OBJECTIVE: The authors goal was to investigate whether there is a greater suicide risk in the placebo arms of placebo-controlled studies of active medication for the treatment of acute manic episode and the prevention of manic/depressive episode. If so, this would be a strong ethical argument against the conduct of such studies. METHOD: All placebo-controlled, double-blind, randomized trials of medication for the treatment of acute manic episode and the prevention of manic/depressive episode that were part of a registration dossier submitted to the regulatory authority of the Netherlands, the Medicines Evaluation Board, between 1997 and 2003, were reviewed for occurrence of suicide and attempted suicide. RESULTS: In 11 placebo-controlled studies of the treatment of acute manic episode, including 1,506 patients (117 person-years) in the combined active compound group and 1,005 patients (71 person-years) in the combined placebo group, no suicides and no suicide attempts occurred.
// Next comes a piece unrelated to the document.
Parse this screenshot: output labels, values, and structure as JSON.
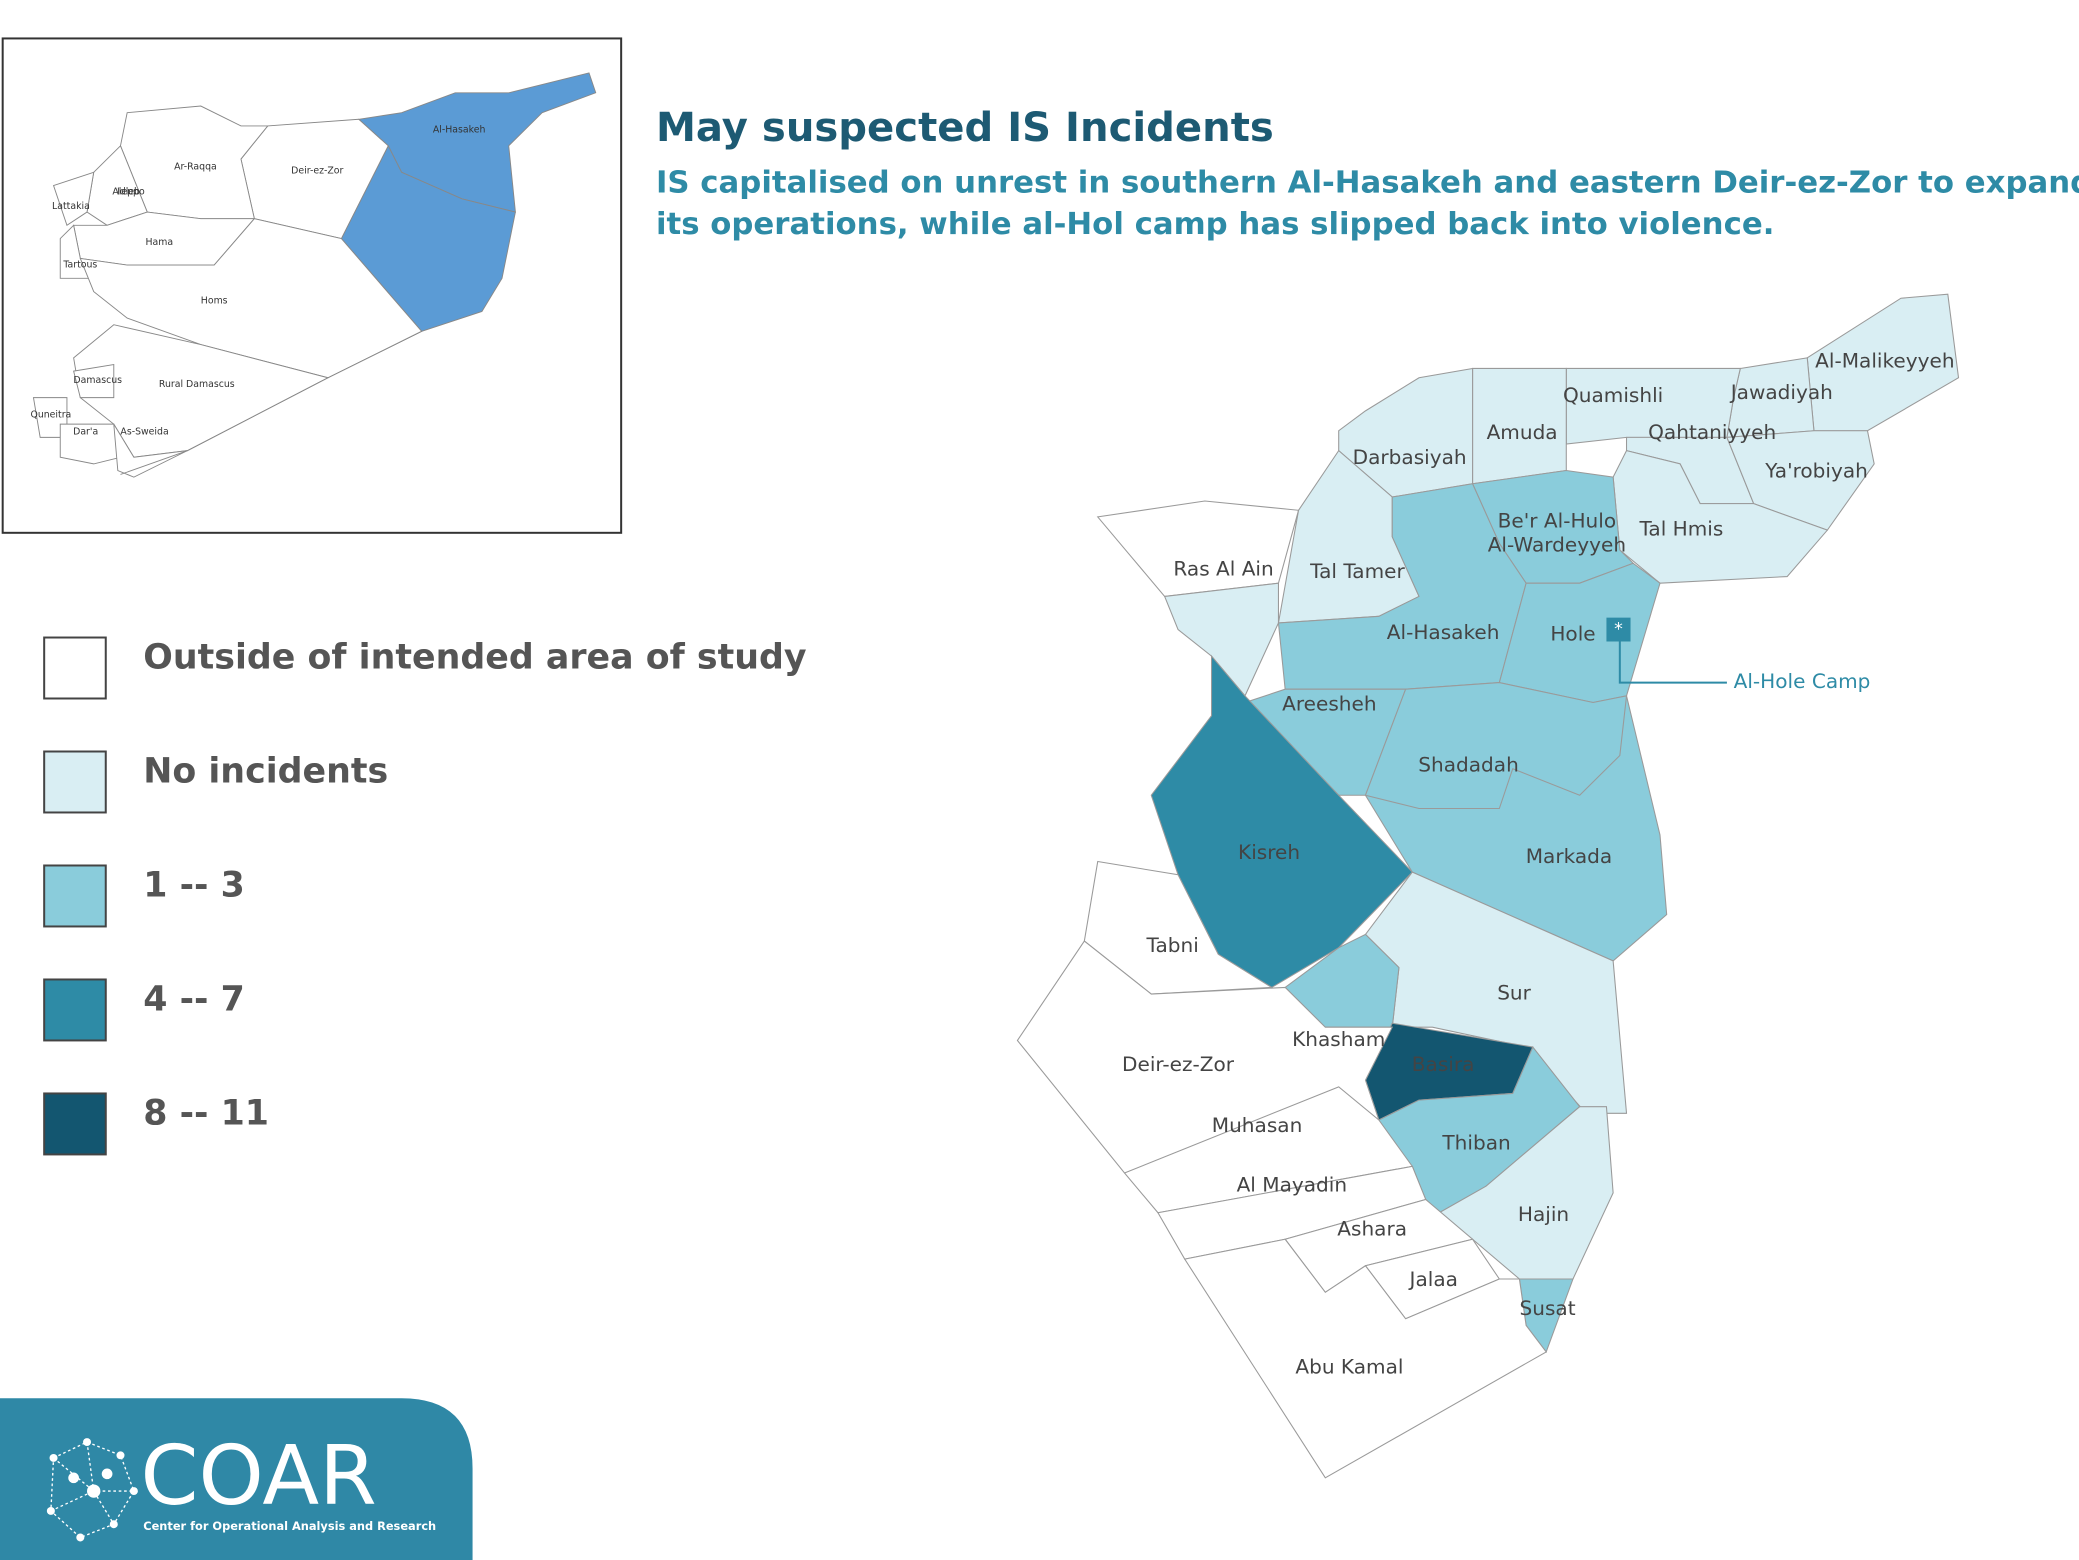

In four placebo-controlled studies of the prevention of manic/depressive episode, including 943 patients (406 person-years) in the combined active compound group and 418 patients (136 person-years) in the combined placebo group, two suicides (493/100,000 person-years of exposure) and eight suicide attempts (1,969/100,000 person-years of exposure) occurred in the combined active compound group, but no suicides and two suicide attempts (1,467/100,000 person-years of exposure) occurred in the combined placebo group. CONCLUSIONS: Concern about greater risk of suicide or attempted suicide in the placebo group should not be an argument against the conduct of placebo-controlled trials for these indications, provided that appropriate precautions are taken.